An article on a local tech website

Elonex


----------



## AE35Unit (Mar 5, 2010)

I must get me a book reader, but the trouble is all the formats! My phone supports epub format, which seems to be a newish format (most sites have it listed as Beta), but many use HTML or txt or pdf format! (The Sony PSP can act as a reader, using its browswr to read html pages offline)
The kindle uses its own format, .amz I think. Also some readers have built in lights for night reading, while most seem to favour doing without a light meaning you have to buy one seperately! (The Kindle has no reader, same with this Elonex I believe, but Sony's readers do)
Also Creative Labs will have one out soon thats also able to read magazines and other full colour content.


----------



## Daisy-Boo (Mar 6, 2010)

AE35Unit said:


> I must get me a book reader, but the trouble is all the formats! ...
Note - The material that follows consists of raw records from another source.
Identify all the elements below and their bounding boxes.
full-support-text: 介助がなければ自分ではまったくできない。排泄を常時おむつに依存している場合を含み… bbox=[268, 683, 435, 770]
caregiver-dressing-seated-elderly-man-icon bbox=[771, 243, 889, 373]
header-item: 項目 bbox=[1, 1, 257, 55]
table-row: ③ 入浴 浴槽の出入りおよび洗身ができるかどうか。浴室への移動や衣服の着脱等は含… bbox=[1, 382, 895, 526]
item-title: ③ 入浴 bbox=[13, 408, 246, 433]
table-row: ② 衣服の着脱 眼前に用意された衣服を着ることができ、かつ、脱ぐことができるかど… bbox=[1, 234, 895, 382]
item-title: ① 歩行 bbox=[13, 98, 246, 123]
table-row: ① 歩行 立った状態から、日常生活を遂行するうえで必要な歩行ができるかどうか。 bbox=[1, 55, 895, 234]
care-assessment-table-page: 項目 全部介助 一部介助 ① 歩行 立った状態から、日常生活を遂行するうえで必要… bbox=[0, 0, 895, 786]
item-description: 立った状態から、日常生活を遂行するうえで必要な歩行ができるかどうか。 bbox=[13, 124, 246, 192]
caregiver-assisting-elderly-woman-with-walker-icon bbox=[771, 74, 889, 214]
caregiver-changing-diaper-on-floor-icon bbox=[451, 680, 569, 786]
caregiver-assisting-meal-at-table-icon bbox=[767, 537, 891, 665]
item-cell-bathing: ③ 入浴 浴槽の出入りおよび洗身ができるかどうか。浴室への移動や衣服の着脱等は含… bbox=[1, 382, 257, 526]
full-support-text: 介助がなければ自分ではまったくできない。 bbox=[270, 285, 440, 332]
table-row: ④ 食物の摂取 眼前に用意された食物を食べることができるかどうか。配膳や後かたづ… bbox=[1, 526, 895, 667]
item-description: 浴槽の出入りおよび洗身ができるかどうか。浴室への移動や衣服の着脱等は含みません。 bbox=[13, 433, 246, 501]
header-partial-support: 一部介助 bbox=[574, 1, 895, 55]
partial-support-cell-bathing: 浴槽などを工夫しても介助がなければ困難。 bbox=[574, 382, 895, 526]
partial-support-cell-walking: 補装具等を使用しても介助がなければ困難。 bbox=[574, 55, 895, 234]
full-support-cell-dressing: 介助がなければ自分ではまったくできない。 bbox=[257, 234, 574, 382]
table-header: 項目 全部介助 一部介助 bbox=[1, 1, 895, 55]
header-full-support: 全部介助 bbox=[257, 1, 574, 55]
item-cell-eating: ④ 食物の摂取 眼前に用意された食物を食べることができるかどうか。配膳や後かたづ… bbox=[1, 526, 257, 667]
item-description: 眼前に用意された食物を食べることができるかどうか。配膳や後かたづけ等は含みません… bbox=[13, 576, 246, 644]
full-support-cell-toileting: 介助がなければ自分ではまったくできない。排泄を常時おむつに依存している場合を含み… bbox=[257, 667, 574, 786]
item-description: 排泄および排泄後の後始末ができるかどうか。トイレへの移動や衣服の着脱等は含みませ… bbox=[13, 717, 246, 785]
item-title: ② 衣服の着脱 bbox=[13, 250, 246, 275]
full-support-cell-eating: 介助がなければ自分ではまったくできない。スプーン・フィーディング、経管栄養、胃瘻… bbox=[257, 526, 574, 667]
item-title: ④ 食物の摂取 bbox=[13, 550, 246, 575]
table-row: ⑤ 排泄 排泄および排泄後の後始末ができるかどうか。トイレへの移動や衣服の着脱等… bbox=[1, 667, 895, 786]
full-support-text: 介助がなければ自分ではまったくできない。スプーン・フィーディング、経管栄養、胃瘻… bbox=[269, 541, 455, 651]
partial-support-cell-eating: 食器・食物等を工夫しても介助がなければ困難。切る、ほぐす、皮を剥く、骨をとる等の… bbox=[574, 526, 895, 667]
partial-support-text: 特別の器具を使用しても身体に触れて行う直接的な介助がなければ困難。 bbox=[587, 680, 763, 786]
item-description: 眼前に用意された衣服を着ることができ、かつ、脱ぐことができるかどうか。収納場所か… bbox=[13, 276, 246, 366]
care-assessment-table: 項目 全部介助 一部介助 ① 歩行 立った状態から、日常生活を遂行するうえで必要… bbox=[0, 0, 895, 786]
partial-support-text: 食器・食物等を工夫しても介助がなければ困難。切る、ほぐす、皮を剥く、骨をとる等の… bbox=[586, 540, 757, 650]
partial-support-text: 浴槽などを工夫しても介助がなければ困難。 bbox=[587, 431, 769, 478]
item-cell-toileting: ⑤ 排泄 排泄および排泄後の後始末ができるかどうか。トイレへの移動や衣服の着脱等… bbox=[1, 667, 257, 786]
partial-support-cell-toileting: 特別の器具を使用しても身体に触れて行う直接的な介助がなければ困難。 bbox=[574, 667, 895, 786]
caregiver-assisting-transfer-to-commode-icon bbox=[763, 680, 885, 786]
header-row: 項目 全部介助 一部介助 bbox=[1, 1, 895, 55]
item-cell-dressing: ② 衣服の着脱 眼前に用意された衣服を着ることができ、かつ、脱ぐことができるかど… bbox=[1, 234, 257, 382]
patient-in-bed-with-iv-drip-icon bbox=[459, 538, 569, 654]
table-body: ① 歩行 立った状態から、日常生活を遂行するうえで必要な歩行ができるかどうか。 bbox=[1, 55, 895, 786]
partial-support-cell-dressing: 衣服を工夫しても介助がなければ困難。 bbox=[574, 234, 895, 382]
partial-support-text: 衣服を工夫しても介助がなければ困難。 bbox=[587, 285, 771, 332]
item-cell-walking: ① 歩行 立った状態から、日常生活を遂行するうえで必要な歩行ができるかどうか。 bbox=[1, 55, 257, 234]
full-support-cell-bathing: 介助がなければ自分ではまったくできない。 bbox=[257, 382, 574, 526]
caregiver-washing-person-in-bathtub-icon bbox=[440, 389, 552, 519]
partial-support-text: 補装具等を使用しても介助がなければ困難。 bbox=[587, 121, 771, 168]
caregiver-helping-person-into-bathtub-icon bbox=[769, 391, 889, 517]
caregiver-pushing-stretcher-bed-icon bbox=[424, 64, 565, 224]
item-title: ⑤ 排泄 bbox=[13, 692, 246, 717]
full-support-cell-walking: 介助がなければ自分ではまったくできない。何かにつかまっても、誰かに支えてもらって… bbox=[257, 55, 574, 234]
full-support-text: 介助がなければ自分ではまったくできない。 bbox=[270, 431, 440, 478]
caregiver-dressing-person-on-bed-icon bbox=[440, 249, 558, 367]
That's one of my concerns too, as well as restrictions on where one can buy ebooks.



AE35Unit said:


> Also Creative Labs will have one out soon thats also able to read magazines and other full colour content.



I bought the January edition of BBC Focus magazine today and there is a good review of four eReaders: Sony Reader Pocket Edition, Kindle, Interead Cool-Er and iRex iLiad Book.

The iRex is their Best Buy, though its also the most expensive model. However, they note in the article that Asus is rumoured to be launching the Asus Eee Reader. I'd rather check out the Asus and Creative models first before splashing out on such a major purchase.


----------



## The Ace (Mar 6, 2010)

I know what you mean about the formats.  Apart from my browser and office, I need a pdf reader and microsoft reader to access my ebooks.


----------



## ktabic (Mar 8, 2010)

I think the formats thing is pretty much sorted. The DRM part is somewhat more hazy (thanks to Apple)
ePub is generally accepted as the future ebook format, supported by Apple, Sony and most other readers (exception being Amazons Kindle) and (AFAICT) most publishers as well. It's an open standard, so anyone can use it without charge. It is also just a zip container for xml/html files.

The Adobe DRM system for ePubs seems to be the most supported DRM system (exceptions, Amazons Kindle and Apple iPad and maybe other Apples), but hopefully DRM systems won't last for long (there are already ways around all the current ones).


----------